LOPEZ: What do you make of Justice Roberts’s health-care decision, and where do we go from there? How does it impact the future of the court? And health care in America?

BUCKLEY: He reached a tenable conclusion, although I suspect I would have parted company with him on the tax question. It will not affect the future of the Court. As for health care in America: If Obamacare is not repealed, health care will be transformed — and for the worse. This, of course, is Congress’s concern, not the Court’s.

LOPEZ: “Congress’s compulsion to scratch every itch on the body politic has so overwhelmed congressional dockets that its members live on a treadmill.” However do we hit reset on that?

BUCKLEY: We begin by taking the Tenth Amendment — i.e., federalism — seriously. There are now over 1,000 grants-in-aid programs on the books that cost us over $600 billion a year. They bribe the states to do a zillion things the federal way at huge bureaucratic cost; and because they are the principal vehicles for pork, they absorb an incredible amount of congressional attention. I would begin by forbidding the enactment of any new ones, convert the existing ones into block grants, and then phase them out of existence.

LOPEZ: “Fortunately (if that is the proper word!), the excesses of the Obama administration may have turned the heat up fast enough to ignite a public expansion against the dramatic expansion of federal power that is now occurring.” Do you have hope, about 30 days before the presidential election?

BUCKLEY: There are now just 34 days. I continue to hope.

LOPEZ: Does a second term of President Obama mean democracy’s demise?

BUCKLEY: No.

LOPEZ: I’m reliably told you learned to dance from Audrey Meadows, later of Honeymooners fame. Care to confirm? What do you remember most about her?

BUCKLEY: Wrong! It was her older sister Jayne who taught me to dance. According to my wife, however I was either a very bad student or she wasn’t a very good teacher. I suspect the former.

The Meadows sisters were the daughters of the Episcopalian minister at the church across the street from our home in Sharon, Conn.

LOPEZ: What does being recognized by The Human Life Review as a “Defender of Life” later this month in New York mean to you?

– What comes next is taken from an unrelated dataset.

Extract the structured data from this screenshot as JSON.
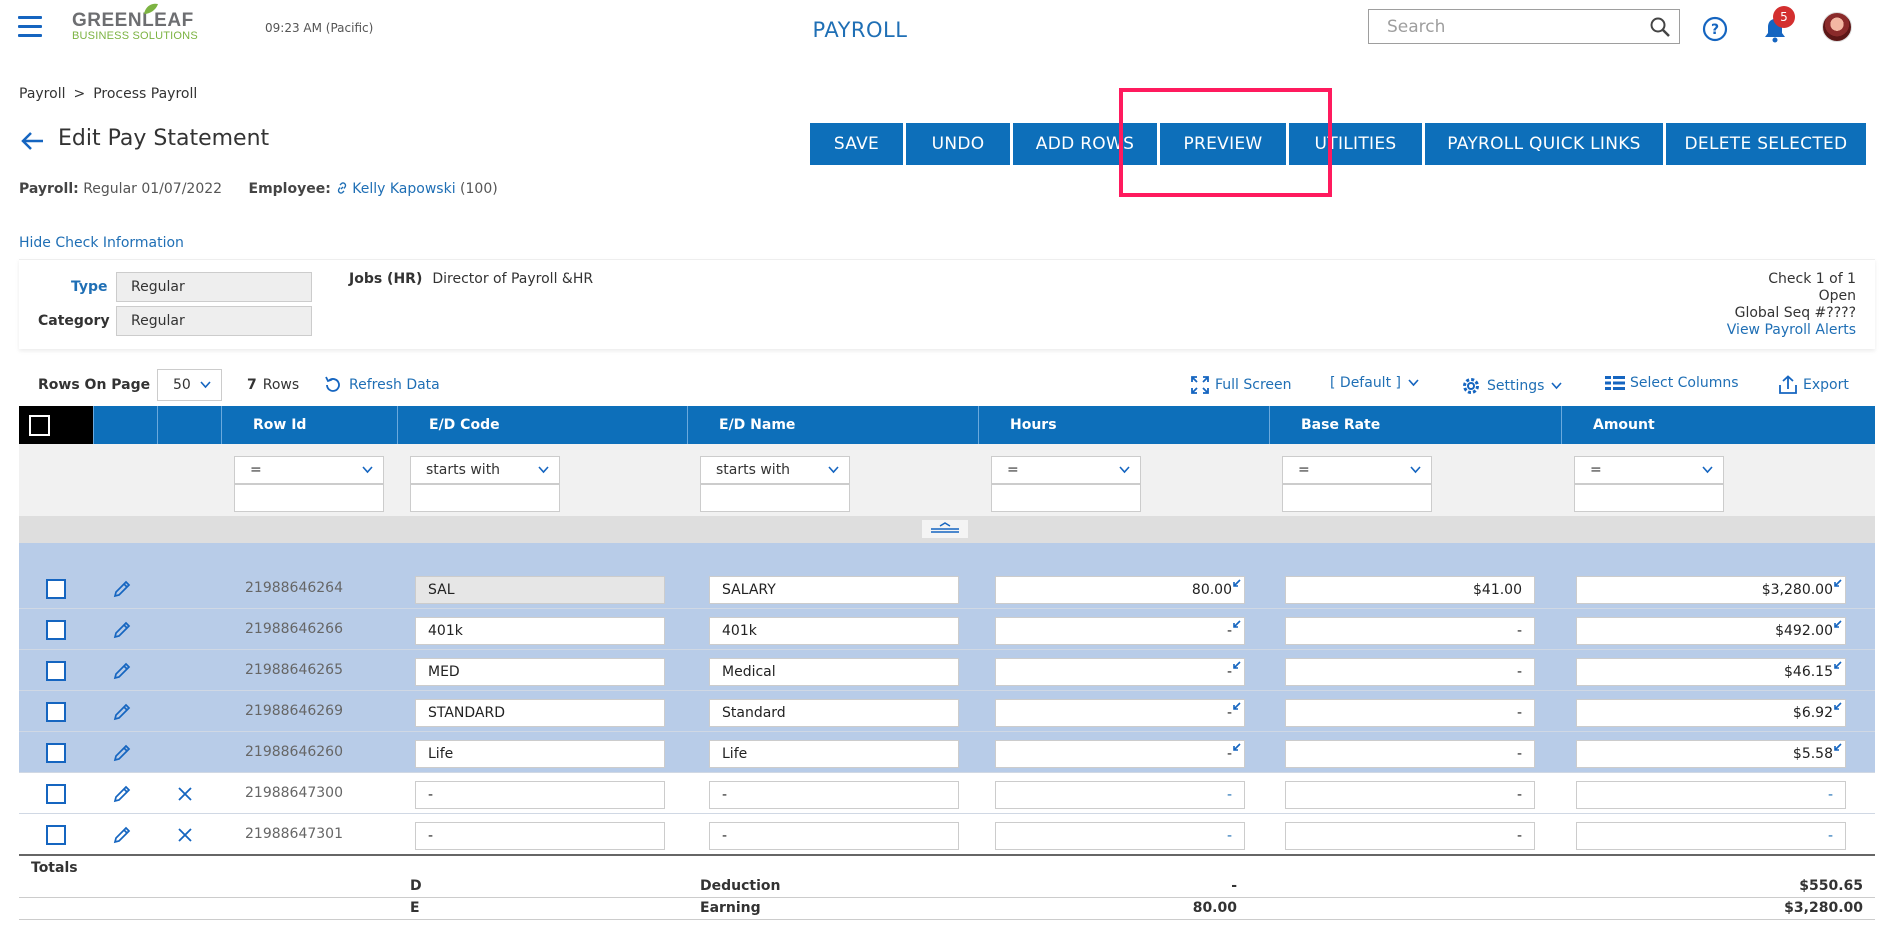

BUCKLEY: A great, great deal, even though so many others are far more deserving of the honor. I have had the opportunity to speak up for life on several occasions during my public career, but others have done so year after year, and to great effect in changing public attitudes towards abortion.

LOPEZ: Did you think Roe would live this long? That we’d mark its 40th anniversary, as we will come January?

BUCKLEY: I feared this would be the case because of the near impossibility of securing the two-thirds support required to launch a constitutional amendment. I had hoped, however, that the Supreme Court would one day revisit the issue and admit its error in Roe. That hope continues, especially as there is a noticeable swing across the country to a pro-life position.

— Kathryn Jean Lopez is editor-at-large of National Review Online.